I'm not familiar with the TV show Desperate Housewives. I've never seen it, but Wikipedia describes it as a mystery-comedy-drama and skimming it there seems to be a lot of rather serious crime.
I feel like the existence of the phrase being used for a TV show title is sort of a left-handed admission that we all know that homemakers are in financial desperate straits, so desperate that it's rude to actually talk about it because you might make people uncomfortable with things they would rather turn a blind eye to and pretend to not notice.
Housewives are rather frequently full-time moms with no income of their own, no assets of their own and steadily ruining any hope of ever having a serious career with each passing day as their potential resume gets steadily bleaker. And, yet, from birth we groom all our little girls to learn to be good housewives and do the cooking and cleaning and put their husband's career first and aim to marry well as their best hope of temporarily enjoying The Good Life.
At least until Daddy Warbucks dies a decade or more before them, plunging them into relative poverty (having less than others around them) if not absolute poverty (an inability to take adequate care of yourself).
I think this widespread global expectation that women should put their man and children first in a way that defacto turns them into chattel property in the present with a bleak future of living in poverty as little old ladies is a root cause of enormous societal dysfunction.
I don't think current feminist paradigms promoting careers for women really resolves the issue. I think it mostly reinforces the problem.
Our current models for a serious career are male coded serious careers and the pattern of work is rooted in a raft load of assumptions that boil down to "We assume there's a wife and kids providing you a healthy personal life after hours and the wife is doing all the women's work, freeing you up to mentally focus on The Job and also pour all your time and energy into it, go home exhausted and yell Woman, bring me a beer! and sit in your armchair watching TV until she serves dinner."
Women simply cannot compete with men when that's the ONLY paradigm we have for having a serious career capable of supporting a family and providing you adequate resources to sustain a reasonable level of comfort in old age.
And this paradigm absolutely does NOT promote RIGHTS for WOMEN. It promotes serious careers for a small number of very privileged women while less privileged women still do the lion's share of the women's work in their lives.
So it promotes a class divide where rich women get income somewhat similar to some men but still cannot really compete with men because the richest of the rich remain MEN and even a multimillionaire woman like Janet Jackson can marry up because there are lots of men richer than her.
It harms all women.

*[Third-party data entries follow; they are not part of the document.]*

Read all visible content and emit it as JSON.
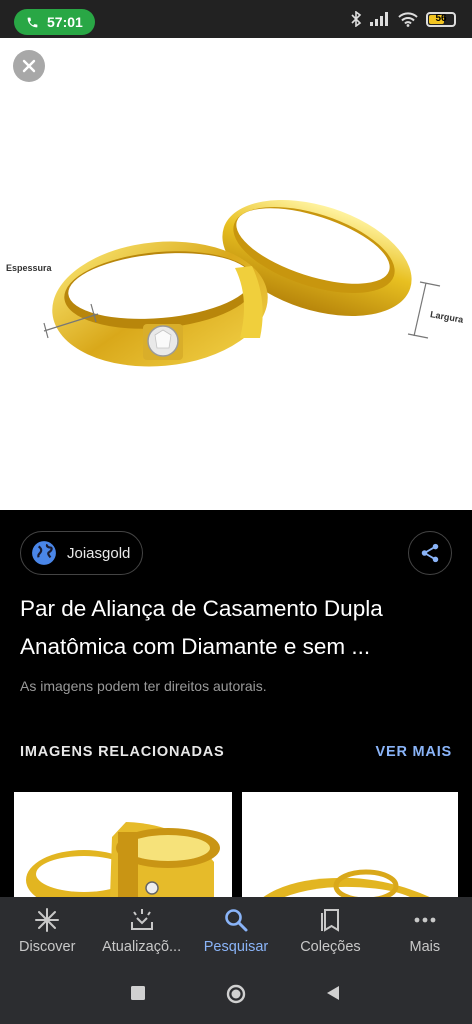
{
  "status_bar": {
    "call_time": "57:01",
    "battery_level": "56"
  },
  "image_viewer": {
    "label_thickness": "Espessura",
    "label_width": "Largura"
  },
  "source": {
    "name": "Joiasgold"
  },
  "result": {
    "title_line1": "Par de Aliança de Casamento Dupla",
    "title_line2": "Anatômica com Diamante e sem ...",
    "copyright_notice": "As imagens podem ter direitos autorais."
  },
  "related": {
    "heading": "IMAGENS RELACIONADAS",
    "see_more": "VER MAIS"
  },
  "bottom_nav": {
    "items": [
      {
        "label": "Discover",
        "icon": "asterisk-icon"
      },
      {
        "label": "Atualizaçõ...",
        "icon": "updates-icon"
      },
      {
        "label": "Pesquisar",
        "icon": "search-icon",
        "active": true
      },
      {
        "label": "Coleções",
        "icon": "collections-icon"
      },
      {
        "label": "Mais",
        "icon": "more-icon"
      }
    ]
  },
  "colors": {
    "accent": "#8ab4f8",
    "call_green": "#29a745",
    "nav_bg": "#2c2d30",
    "gold": "#e8c021"
  }
}
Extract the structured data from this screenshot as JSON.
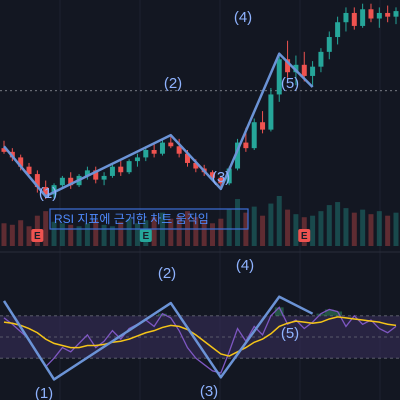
{
  "chart_data": [
    {
      "type": "candlestick",
      "panel": "price",
      "colors": {
        "up": "#26a69a",
        "down": "#ef5350",
        "wave_line": "#6b93d6",
        "ref_line": "#d1d4dc"
      },
      "candles": [
        {
          "o": 110,
          "h": 118,
          "l": 104,
          "c": 106
        },
        {
          "o": 106,
          "h": 110,
          "l": 96,
          "c": 100
        },
        {
          "o": 100,
          "h": 103,
          "l": 86,
          "c": 90
        },
        {
          "o": 90,
          "h": 94,
          "l": 78,
          "c": 82
        },
        {
          "o": 82,
          "h": 86,
          "l": 62,
          "c": 68
        },
        {
          "o": 68,
          "h": 75,
          "l": 55,
          "c": 60
        },
        {
          "o": 60,
          "h": 72,
          "l": 56,
          "c": 70
        },
        {
          "o": 70,
          "h": 80,
          "l": 66,
          "c": 78
        },
        {
          "o": 78,
          "h": 84,
          "l": 66,
          "c": 70
        },
        {
          "o": 70,
          "h": 82,
          "l": 68,
          "c": 80
        },
        {
          "o": 80,
          "h": 90,
          "l": 76,
          "c": 86
        },
        {
          "o": 86,
          "h": 90,
          "l": 72,
          "c": 76
        },
        {
          "o": 76,
          "h": 84,
          "l": 70,
          "c": 80
        },
        {
          "o": 80,
          "h": 92,
          "l": 78,
          "c": 90
        },
        {
          "o": 90,
          "h": 96,
          "l": 80,
          "c": 84
        },
        {
          "o": 84,
          "h": 98,
          "l": 82,
          "c": 96
        },
        {
          "o": 96,
          "h": 104,
          "l": 90,
          "c": 100
        },
        {
          "o": 100,
          "h": 112,
          "l": 96,
          "c": 108
        },
        {
          "o": 108,
          "h": 116,
          "l": 100,
          "c": 104
        },
        {
          "o": 104,
          "h": 120,
          "l": 102,
          "c": 116
        },
        {
          "o": 116,
          "h": 124,
          "l": 110,
          "c": 112
        },
        {
          "o": 112,
          "h": 120,
          "l": 100,
          "c": 104
        },
        {
          "o": 104,
          "h": 108,
          "l": 90,
          "c": 94
        },
        {
          "o": 94,
          "h": 98,
          "l": 84,
          "c": 88
        },
        {
          "o": 88,
          "h": 92,
          "l": 80,
          "c": 84
        },
        {
          "o": 84,
          "h": 86,
          "l": 74,
          "c": 78
        },
        {
          "o": 78,
          "h": 80,
          "l": 68,
          "c": 72
        },
        {
          "o": 72,
          "h": 90,
          "l": 70,
          "c": 88
        },
        {
          "o": 88,
          "h": 120,
          "l": 86,
          "c": 116
        },
        {
          "o": 116,
          "h": 132,
          "l": 106,
          "c": 110
        },
        {
          "o": 110,
          "h": 142,
          "l": 108,
          "c": 138
        },
        {
          "o": 138,
          "h": 150,
          "l": 126,
          "c": 130
        },
        {
          "o": 130,
          "h": 175,
          "l": 128,
          "c": 168
        },
        {
          "o": 168,
          "h": 212,
          "l": 160,
          "c": 206
        },
        {
          "o": 206,
          "h": 226,
          "l": 186,
          "c": 192
        },
        {
          "o": 192,
          "h": 210,
          "l": 178,
          "c": 200
        },
        {
          "o": 200,
          "h": 214,
          "l": 182,
          "c": 188
        },
        {
          "o": 188,
          "h": 204,
          "l": 176,
          "c": 198
        },
        {
          "o": 198,
          "h": 218,
          "l": 192,
          "c": 214
        },
        {
          "o": 214,
          "h": 236,
          "l": 206,
          "c": 230
        },
        {
          "o": 230,
          "h": 252,
          "l": 222,
          "c": 246
        },
        {
          "o": 246,
          "h": 262,
          "l": 236,
          "c": 256
        },
        {
          "o": 256,
          "h": 262,
          "l": 238,
          "c": 242
        },
        {
          "o": 242,
          "h": 266,
          "l": 240,
          "c": 260
        },
        {
          "o": 260,
          "h": 266,
          "l": 246,
          "c": 250
        },
        {
          "o": 250,
          "h": 262,
          "l": 240,
          "c": 256
        },
        {
          "o": 256,
          "h": 264,
          "l": 246,
          "c": 252
        },
        {
          "o": 252,
          "h": 262,
          "l": 244,
          "c": 258
        }
      ],
      "volume": [
        30,
        28,
        34,
        26,
        40,
        46,
        32,
        30,
        28,
        26,
        30,
        34,
        28,
        26,
        32,
        36,
        30,
        34,
        38,
        44,
        36,
        40,
        46,
        38,
        34,
        30,
        36,
        48,
        62,
        44,
        52,
        40,
        56,
        66,
        48,
        42,
        38,
        40,
        46,
        54,
        58,
        50,
        44,
        48,
        42,
        46,
        40,
        44
      ],
      "wave_points": [
        {
          "label": "(1)",
          "at": 5,
          "price": 58
        },
        {
          "label": "(2)",
          "at": 20,
          "price": 124
        },
        {
          "label": "(3)",
          "at": 26,
          "price": 66
        },
        {
          "label": "(4)",
          "at": 33,
          "price": 212
        },
        {
          "label": "(5)",
          "at": 37,
          "price": 176
        }
      ],
      "dotted_level": 172,
      "event_marker_labels": [
        "E",
        "E",
        "E"
      ],
      "annotation": "RSI 지표에 근거한 차트 움직임"
    },
    {
      "type": "line",
      "panel": "rsi",
      "ylim": [
        0,
        100
      ],
      "band": [
        30,
        70
      ],
      "middle": 50,
      "colors": {
        "rsi": "#7e57c2",
        "ma": "#f5c518",
        "band_fill": "#3a2f5c",
        "wave_line": "#6b93d6"
      },
      "series": [
        {
          "values": [
            68,
            62,
            55,
            48,
            34,
            22,
            30,
            40,
            36,
            44,
            52,
            40,
            46,
            56,
            48,
            58,
            62,
            66,
            60,
            72,
            68,
            56,
            40,
            30,
            24,
            18,
            16,
            36,
            58,
            46,
            60,
            52,
            70,
            78,
            62,
            66,
            58,
            64,
            72,
            76,
            74,
            60,
            70,
            62,
            66,
            58,
            54,
            60
          ]
        },
        {
          "values": [
            64,
            63,
            61,
            58,
            54,
            48,
            44,
            42,
            40,
            40,
            42,
            42,
            43,
            45,
            46,
            48,
            51,
            54,
            56,
            59,
            61,
            60,
            57,
            52,
            46,
            40,
            34,
            32,
            36,
            40,
            45,
            48,
            53,
            60,
            63,
            65,
            64,
            63,
            64,
            67,
            69,
            68,
            67,
            66,
            65,
            64,
            62,
            61
          ]
        }
      ],
      "wave_points": [
        {
          "label": "(1)",
          "at": 6,
          "value": 10
        },
        {
          "label": "(2)",
          "at": 20,
          "value": 82
        },
        {
          "label": "(3)",
          "at": 26,
          "value": 12
        },
        {
          "label": "(4)",
          "at": 33,
          "value": 88
        },
        {
          "label": "(5)",
          "at": 37,
          "value": 72
        }
      ]
    }
  ]
}
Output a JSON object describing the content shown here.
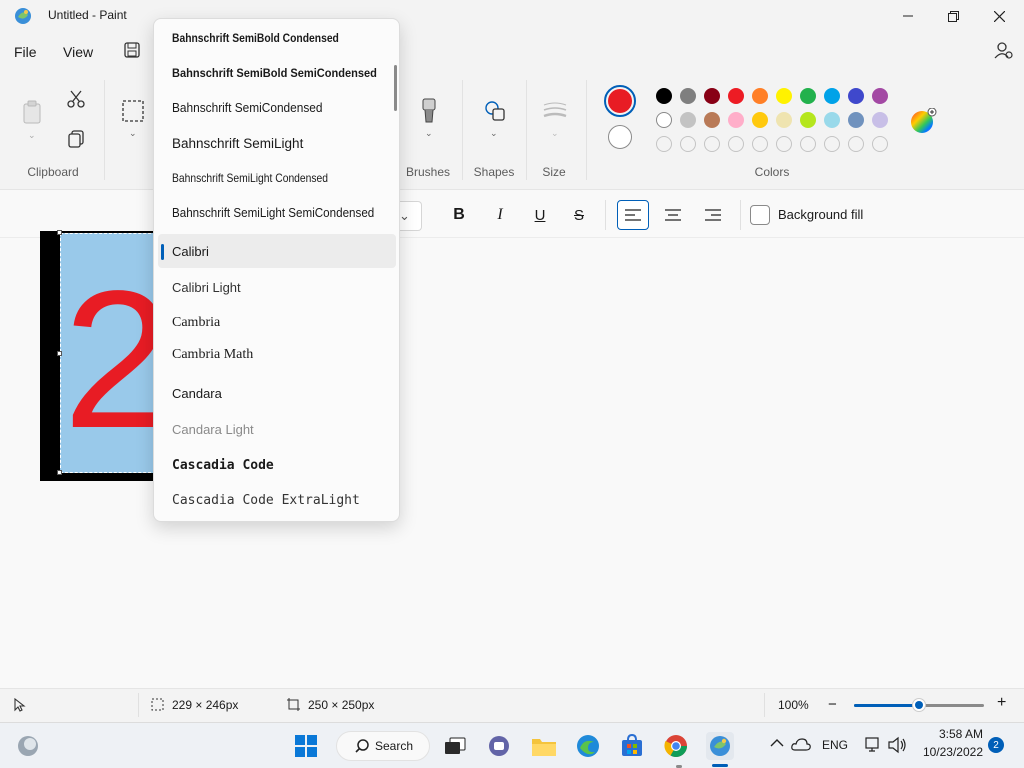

It harms the LGBTQ crowd who cannot follow the heteronormative script.
And it harms MEN by reducing them to a paycheck in the eyes of their lovers and ensuring they NEED to remarry quickly if they get divorced or their wife dies because they cannot adequately feed themselves or keep their home clean without owning a wife. It's not cost effective for them to hire sex workers, maids and cooks and it doesn't achieve the same quality of life as having one woman invested in your welfare who knows you well.
But it also means such men typically cannot actually trust their lovers because they know she's married for the money, may have a lover on the side and may be eager to cash his life insurance policy to get the money without feeling like a whore for having to sleep with him.
The solution to all of the above problems is in part coming up with new work paradigms and in part coming up with new housing solutions.
The single family detached suburban house is a house designed to serve heteronormative culture. This mental model that THIS is optimal housing has shaped housing policy, financing mechanisms and zoning for decades and helps keep everyone a prisoner of heteronormative culture.
This is a survival issue and it's a bigger problem than homophobia or misogyny because if you can't readily find any other viable means to adequately afford a home, then most people will get in lockstep with heteronormative expectations.
At the risk of sounding alarmist and histrionic, this probably fuels a great deal of crime in the world.